Institute of Polymer Science and Engineering, National Taiwan University, Taipei, Taiwan, Republic of China.
Department of Life Science, National Taiwan University, Taipei, Taiwan, Republic of China.
ACS Biomater Sci Eng. 2020 Jan 13;6(1):597-609. doi: 10.1021/acsbiomaterials.9b01473. Epub 2019 Dec 2.
Graphene, with excellent conductivity can promote the growth and differentiation of neural stem cells (NSCs), but the rigidity has limited its direct application in neural tissue engineering. In this study, waterborne biodegradable polyurethane (PU) was used as the matrix for the graphene nanocomposite materials to make graphene applicable to biocompatible scaffolds. The graphene sheets were observed on the surface of the composites which contained 5 wt % graphene (PU-G5). The nanocomposite retained the positive effect of graphene on cell behavior, while PU was flexible enough for further fabrication. Endothelial cells (ECs) and NSCs cocultured on the nanocomposite became more vascular-like and glial-like without induction culture medium. The specific vascular-related and neural-related gene markers, KDR, VE-Cadherin, and GFAP, were upregulated more than twice as the content of graphene increased (5 wt %). The fibrous capsule of the PU-G5 film group was about 38 μm in thickness in subcutaneous implantation, which was only half that of the graphene-free group. Nerve conduits made of the PU-graphene nanocomposite were found to promote the regeneration of the peripheral nerve in a rat sciatic nerve 10 mm gap transection model. In particular, the regenerated tissue in PU-G5 conduits showed an obvious response peak in the compound action potential (CAP) examination and had a similar CAP wave pattern to that of the normal sciatic nerve. However, such a response was not observed in the PU group. The nerve conduit made of PU-G5 had 72% and 50% enhancement on the numbers of axons and blood vessels of regenerated tissue, respectively. The regenerated area of nerve in PU-G5 was 25% larger than that in pristine PU. Compared with the U.S. Food and Drug Administration (FDA) approved conduit, Neurotube, the regenerated nerve in PU-G5 was 1.7 times more than that in Neurotube. In addition to the fast recovery rate, the ability to regenerate tissue with normal morphology is a significant finding of this study that may lead to clinical applications in the future. PU-graphene nanocomposites thus have potential applications in neural tissue engineering.

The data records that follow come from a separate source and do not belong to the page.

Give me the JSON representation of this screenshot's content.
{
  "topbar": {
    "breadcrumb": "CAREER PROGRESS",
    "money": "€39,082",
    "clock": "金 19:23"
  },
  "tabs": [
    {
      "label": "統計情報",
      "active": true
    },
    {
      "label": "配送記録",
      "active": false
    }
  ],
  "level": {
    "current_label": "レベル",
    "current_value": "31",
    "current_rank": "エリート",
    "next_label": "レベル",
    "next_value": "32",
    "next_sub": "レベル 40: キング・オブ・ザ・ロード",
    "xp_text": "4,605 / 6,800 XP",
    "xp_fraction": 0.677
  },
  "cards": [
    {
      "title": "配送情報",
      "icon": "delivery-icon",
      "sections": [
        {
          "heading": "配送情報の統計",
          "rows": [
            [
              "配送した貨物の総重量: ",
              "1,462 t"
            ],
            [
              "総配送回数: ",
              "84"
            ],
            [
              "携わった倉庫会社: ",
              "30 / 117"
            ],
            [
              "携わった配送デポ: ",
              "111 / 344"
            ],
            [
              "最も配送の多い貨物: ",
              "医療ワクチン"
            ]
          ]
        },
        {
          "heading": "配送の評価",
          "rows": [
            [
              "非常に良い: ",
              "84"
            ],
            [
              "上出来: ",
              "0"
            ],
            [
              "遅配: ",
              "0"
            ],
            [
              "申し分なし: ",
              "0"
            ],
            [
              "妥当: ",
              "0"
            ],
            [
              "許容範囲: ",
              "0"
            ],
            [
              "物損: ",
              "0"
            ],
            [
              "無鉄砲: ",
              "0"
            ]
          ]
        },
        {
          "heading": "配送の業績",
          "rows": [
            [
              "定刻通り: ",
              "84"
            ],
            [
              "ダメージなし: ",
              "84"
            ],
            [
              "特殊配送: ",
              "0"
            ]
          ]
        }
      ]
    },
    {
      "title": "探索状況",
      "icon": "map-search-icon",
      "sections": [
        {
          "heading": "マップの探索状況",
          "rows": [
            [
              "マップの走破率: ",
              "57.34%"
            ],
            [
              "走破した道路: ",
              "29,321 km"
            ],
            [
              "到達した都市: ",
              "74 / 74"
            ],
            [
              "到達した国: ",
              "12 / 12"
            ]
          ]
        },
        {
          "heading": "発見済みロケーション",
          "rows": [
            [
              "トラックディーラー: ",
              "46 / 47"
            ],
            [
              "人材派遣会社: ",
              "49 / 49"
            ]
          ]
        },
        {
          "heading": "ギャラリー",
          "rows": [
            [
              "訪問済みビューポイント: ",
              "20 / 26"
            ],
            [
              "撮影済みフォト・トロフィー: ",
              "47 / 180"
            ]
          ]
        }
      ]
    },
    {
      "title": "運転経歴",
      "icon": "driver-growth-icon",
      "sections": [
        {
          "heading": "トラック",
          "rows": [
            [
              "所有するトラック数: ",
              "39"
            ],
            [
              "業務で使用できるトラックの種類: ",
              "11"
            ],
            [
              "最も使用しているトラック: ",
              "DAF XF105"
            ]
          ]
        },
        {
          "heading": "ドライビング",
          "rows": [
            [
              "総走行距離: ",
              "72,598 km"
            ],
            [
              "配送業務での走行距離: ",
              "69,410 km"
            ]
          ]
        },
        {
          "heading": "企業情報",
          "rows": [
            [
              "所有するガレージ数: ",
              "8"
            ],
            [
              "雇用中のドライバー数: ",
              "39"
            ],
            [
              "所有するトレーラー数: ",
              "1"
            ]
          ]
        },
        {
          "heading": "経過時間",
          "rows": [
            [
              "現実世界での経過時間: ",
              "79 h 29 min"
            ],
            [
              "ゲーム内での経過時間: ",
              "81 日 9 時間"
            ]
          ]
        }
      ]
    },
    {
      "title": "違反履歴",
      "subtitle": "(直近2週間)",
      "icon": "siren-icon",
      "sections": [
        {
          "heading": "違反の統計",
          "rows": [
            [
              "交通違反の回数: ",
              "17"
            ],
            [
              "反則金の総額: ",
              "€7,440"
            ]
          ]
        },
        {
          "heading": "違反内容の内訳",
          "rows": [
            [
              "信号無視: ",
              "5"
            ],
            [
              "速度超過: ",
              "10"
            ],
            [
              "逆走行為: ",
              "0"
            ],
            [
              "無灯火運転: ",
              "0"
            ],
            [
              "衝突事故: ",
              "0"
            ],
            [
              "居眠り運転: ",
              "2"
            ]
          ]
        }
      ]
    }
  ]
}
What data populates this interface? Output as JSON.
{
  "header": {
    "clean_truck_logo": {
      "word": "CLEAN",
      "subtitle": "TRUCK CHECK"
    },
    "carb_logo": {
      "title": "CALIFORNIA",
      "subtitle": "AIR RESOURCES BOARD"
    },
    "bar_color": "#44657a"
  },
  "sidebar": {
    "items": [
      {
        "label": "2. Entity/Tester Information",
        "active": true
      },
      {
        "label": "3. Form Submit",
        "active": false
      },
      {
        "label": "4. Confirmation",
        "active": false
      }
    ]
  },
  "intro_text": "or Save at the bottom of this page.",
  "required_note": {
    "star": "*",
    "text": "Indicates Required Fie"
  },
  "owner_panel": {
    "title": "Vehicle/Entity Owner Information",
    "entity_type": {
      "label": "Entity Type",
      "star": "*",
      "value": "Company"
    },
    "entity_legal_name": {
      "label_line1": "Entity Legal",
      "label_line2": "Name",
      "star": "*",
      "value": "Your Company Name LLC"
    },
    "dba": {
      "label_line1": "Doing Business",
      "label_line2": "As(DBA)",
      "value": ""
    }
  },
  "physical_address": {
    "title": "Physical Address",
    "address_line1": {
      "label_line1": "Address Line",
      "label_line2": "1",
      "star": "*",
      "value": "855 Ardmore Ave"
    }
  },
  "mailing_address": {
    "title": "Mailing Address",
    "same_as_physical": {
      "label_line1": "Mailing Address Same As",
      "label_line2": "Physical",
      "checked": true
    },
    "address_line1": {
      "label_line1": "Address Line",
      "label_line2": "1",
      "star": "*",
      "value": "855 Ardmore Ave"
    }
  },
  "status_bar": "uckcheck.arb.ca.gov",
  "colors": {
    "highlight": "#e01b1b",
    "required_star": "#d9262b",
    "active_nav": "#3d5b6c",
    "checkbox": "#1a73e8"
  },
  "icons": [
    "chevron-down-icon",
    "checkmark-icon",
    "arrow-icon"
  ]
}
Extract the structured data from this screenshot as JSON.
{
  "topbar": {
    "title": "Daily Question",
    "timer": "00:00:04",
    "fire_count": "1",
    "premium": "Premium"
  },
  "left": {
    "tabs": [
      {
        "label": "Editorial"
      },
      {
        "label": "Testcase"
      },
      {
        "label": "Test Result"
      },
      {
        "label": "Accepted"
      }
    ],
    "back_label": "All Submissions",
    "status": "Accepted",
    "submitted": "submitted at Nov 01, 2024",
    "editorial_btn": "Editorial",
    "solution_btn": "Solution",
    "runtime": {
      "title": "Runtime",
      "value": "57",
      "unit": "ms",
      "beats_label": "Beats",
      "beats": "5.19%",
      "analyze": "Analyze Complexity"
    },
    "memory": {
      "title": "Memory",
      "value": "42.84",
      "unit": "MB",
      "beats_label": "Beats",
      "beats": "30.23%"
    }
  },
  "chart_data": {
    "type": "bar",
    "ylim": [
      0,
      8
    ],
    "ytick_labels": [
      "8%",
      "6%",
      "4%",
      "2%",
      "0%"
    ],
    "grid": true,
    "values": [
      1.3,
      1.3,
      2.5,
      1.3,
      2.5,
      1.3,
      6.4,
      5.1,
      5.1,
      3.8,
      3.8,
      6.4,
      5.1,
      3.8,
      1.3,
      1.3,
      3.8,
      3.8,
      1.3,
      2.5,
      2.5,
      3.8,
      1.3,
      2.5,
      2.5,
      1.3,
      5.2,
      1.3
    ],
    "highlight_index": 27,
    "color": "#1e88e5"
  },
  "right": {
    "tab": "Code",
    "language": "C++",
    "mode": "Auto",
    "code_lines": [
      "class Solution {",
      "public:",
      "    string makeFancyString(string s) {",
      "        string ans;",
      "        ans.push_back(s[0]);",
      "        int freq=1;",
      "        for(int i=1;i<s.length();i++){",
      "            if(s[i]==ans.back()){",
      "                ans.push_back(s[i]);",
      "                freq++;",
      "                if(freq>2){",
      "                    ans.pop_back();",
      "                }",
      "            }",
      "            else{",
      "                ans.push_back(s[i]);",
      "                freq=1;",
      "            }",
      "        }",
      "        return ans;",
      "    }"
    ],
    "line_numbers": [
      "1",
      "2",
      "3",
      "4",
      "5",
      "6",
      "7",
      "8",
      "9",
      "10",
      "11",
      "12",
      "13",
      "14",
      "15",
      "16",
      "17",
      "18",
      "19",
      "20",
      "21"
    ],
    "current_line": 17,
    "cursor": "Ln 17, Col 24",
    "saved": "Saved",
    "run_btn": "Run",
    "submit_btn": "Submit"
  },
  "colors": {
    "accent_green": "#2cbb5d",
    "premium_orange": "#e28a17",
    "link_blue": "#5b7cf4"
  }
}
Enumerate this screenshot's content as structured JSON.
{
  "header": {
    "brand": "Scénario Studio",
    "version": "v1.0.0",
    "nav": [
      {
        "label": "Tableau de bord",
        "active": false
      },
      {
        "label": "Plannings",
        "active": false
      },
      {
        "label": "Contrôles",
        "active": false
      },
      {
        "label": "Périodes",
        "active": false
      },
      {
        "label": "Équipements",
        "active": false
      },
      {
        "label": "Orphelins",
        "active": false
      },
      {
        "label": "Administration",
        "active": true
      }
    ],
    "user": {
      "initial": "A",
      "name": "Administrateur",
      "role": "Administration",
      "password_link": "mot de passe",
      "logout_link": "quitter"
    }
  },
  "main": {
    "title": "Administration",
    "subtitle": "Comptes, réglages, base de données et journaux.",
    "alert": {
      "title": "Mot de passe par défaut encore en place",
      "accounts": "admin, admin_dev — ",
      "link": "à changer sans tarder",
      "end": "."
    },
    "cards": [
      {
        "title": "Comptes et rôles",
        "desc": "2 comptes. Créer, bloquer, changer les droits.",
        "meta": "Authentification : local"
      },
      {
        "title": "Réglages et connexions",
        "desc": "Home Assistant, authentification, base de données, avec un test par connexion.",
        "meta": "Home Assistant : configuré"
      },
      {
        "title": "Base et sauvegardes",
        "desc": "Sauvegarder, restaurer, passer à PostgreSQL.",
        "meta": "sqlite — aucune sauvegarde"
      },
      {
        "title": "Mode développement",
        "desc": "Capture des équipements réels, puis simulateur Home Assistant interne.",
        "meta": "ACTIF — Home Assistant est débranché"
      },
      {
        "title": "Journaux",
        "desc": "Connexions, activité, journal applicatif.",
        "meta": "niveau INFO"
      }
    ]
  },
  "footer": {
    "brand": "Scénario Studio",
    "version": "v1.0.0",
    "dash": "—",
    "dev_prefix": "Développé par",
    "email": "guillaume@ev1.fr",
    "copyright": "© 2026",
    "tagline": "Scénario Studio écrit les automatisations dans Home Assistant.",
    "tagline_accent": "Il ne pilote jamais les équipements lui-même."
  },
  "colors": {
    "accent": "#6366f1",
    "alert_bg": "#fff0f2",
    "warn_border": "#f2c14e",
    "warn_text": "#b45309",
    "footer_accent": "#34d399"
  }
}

石墨烯具有优异的导电性,能促进神经干细胞(NSCs)的生长和分化,但由于其刚性,限制了其在神经组织工程中的直接应用。在本研究中,水基可生物降解的聚氨酯(PU)被用作石墨烯纳米复合材料的基质,以使石墨烯适用于生物相容性支架。在含有 5wt%石墨烯的复合材料(PU-G5)表面观察到石墨烯片。纳米复合材料保留了石墨烯对细胞行为的积极作用,同时 PU 又足够柔软,可进一步加工。未经诱导培养基培养,内皮细胞(ECs)和 NSCs 在纳米复合材料上共培养后,更具血管样和神经胶质样。随着石墨烯含量的增加(5wt%),特定的血管相关和神经相关基因标志物 KDR、VE-Cadherin 和 GFAP 的上调超过两倍。在皮下植入时,PU-G5 膜组的纤维囊厚度约为 38μm,仅为无石墨烯组的一半。在大鼠坐骨神经 10mm 间隙横断模型中,发现由 PU-石墨烯纳米复合材料制成的神经导管能促进周围神经的再生。特别是,在 PU-G5 导管中再生组织的复合动作电位(CAP)检查中显示出明显的反应峰,并且具有与正常坐骨神经相似的 CAP 波模式。然而,在 PU 组中没有观察到这种反应。与美国食品和药物管理局(FDA)批准的导管 Neurotube 相比,PU-G5 制成的神经导管分别使再生组织中的轴突和血管数量增加了 72%和 50%。在 PU-G5 中,神经再生区比原始 PU 大 25%。与 FDA 批准的导管 Neurotube 相比,PU-G5 中的再生神经是 Neurotube 的 1.7 倍。除了快速的恢复率之外,能够再生具有正常形态的组织是本研究的一个重要发现,这可能导致未来的临床应用。因此,PU-石墨烯纳米复合材料在神经组织工程中有潜在的应用。